Je me dirigeai donc vers les étagères de livres, presque impatient d’en saisir un. Je marchais d’un bon pas et bifurquai après quelques rangées, pour tomber nez à nez avec une jeune femme aux cheveux longs, sombres et cuivrés, dont les traits du visage secouèrent ma mémoire instantanément : Pepper. Presque inconsciemment j’avais même saisi ses épaules avant que nous ne nous rentrions dedans, laissant échapper un « wow » surpris. Sur mes lèvres apparut un sourire qu’elle ne pouvait pas voir, mais qu’elle entendit peut-être dans ma voix. « Pardon Pepper, je ne t’avais pas vue. » Mes paroles étaient-elles teintées d’une ironie un peu mesquine ? Je l’ignorais. Mais je savais qu’elle n’en tiendrait pas rigueur, ce n’était pas son genre – et pas le mien non plus de me soucier des gens vexés. « Ça va, toi ? Travailler à la bibli, c’est pas une mince affaire. » Je n’avais même pas pris la peine de m’assurer qu’elle savait qui j’étais sans me voir. On me reconnaissait facilement à ma voix ou mon parfum de tabac froid.
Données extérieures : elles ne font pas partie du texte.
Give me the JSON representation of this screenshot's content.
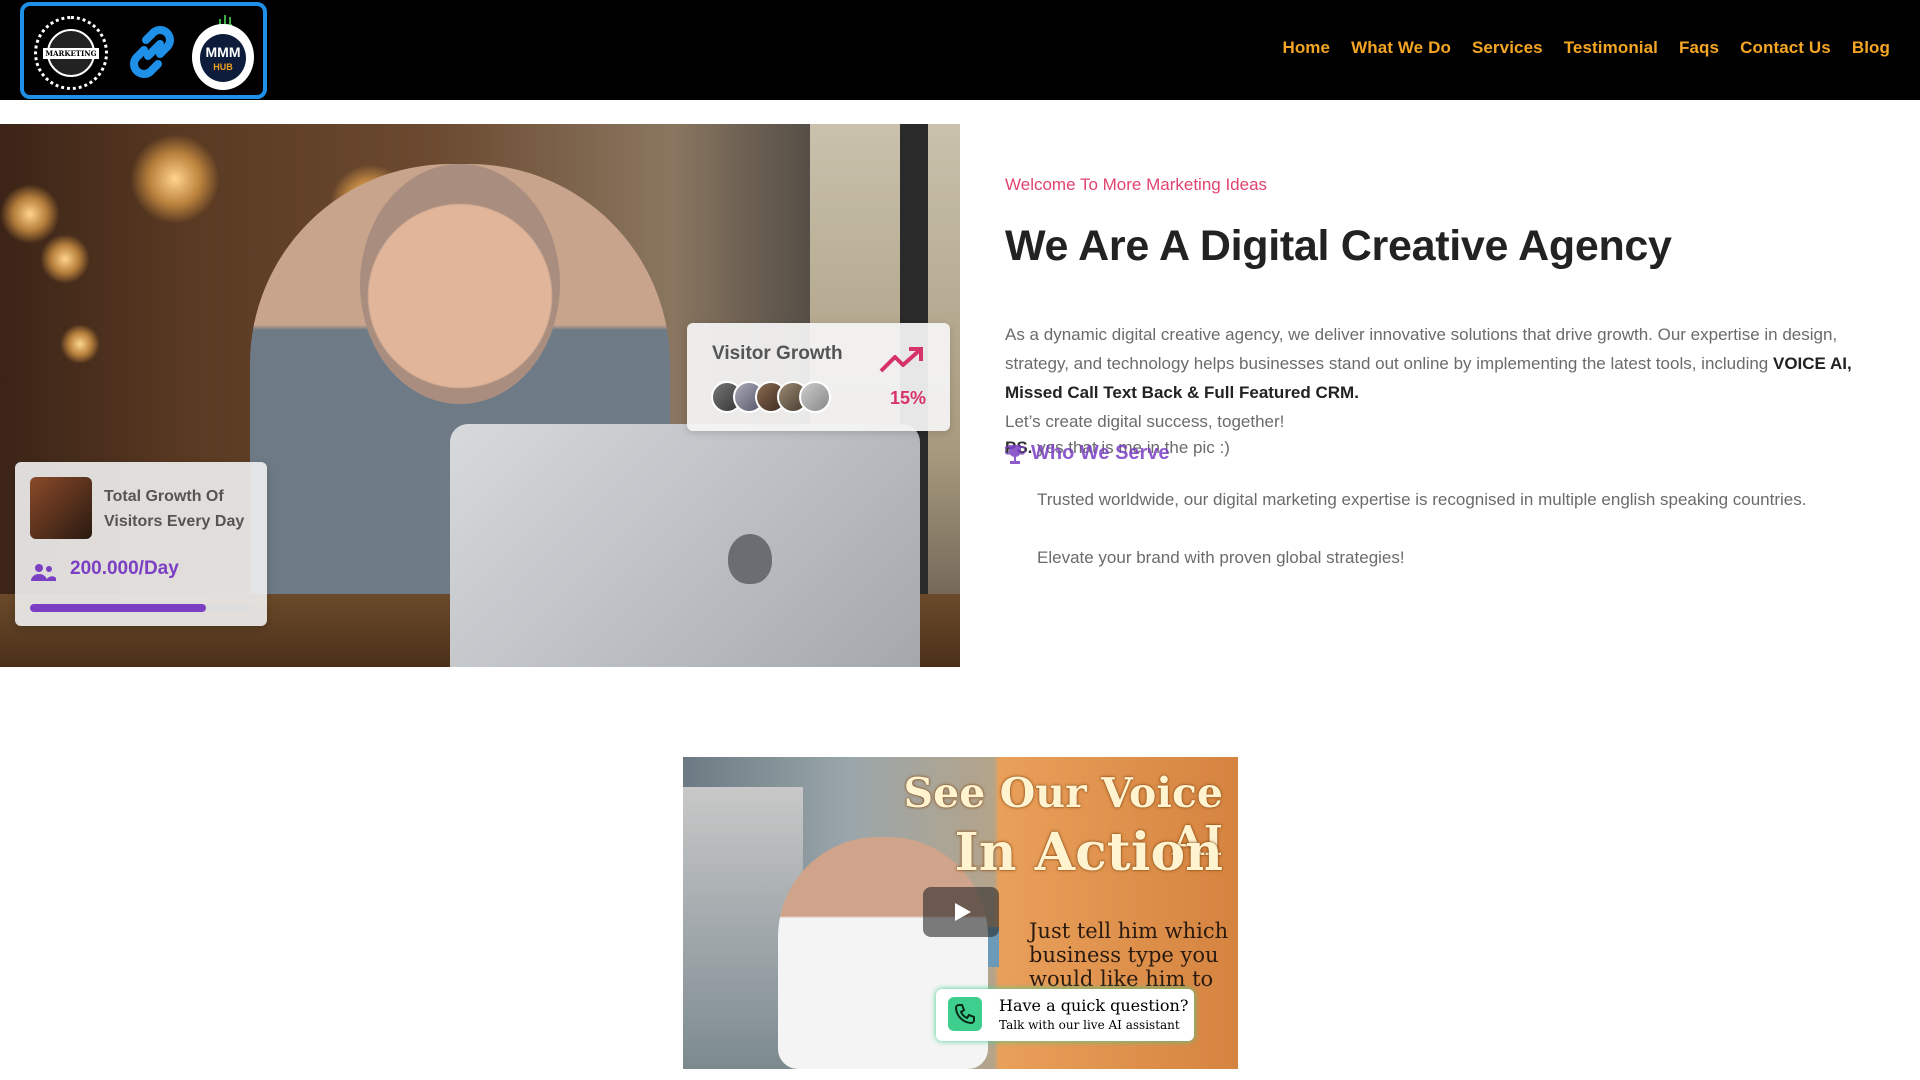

Et de plus, je m’étais toujours dit que les aveugles n’aimaient pas qu’on leur rappelle qu’ils l’étaient. Cela me faisait plaisir de voir Pepper. D’un coup, la longueur de la journée se réduisit considérablement rien qu’à voir son sourire amical. Pepper n’était pas engourdie comme les autres – et pourtant, elle avait toutes les raisons de l’être. Que le monde vous soit invisible, ça pouvait finir par vous empêcher d’avancer. « J’allais dans la réserve, tu veux visiter ? » Ma proposition était inattendue, certes, même pour moi, mais je m’y fis instantanément. La réserve, c’était l’endroit de la bibliothèque dans laquelle on n’avait pas vraiment le droit d’aller. Mais j’avais envie d’éviter les documentalistes chiantes pendant quelques temps, et il se trouvait que j’avais la clé de la réserve toujours sur moi – parfois ils la confiaient à des profs qui finissaient par la garder sans un mot. La réserve, c’était un monde à part, tellement à part qu’on l’oubliait un peu au fond. J’avais même déjà fumé quelques clopes là-bas, en pleine journée, parce que je savais que personne n’allait venir me déranger. Mais ça c’était parce que j’étais discret quand j’étais seul. Généralement, au moindre tapage, les documentalistes rappliquaient tous en vitesse. Mais nous étions des gens silencieux, Pepper et moi, n’est-ce pas ? Pas encore engourdis, mais au moins silencieux.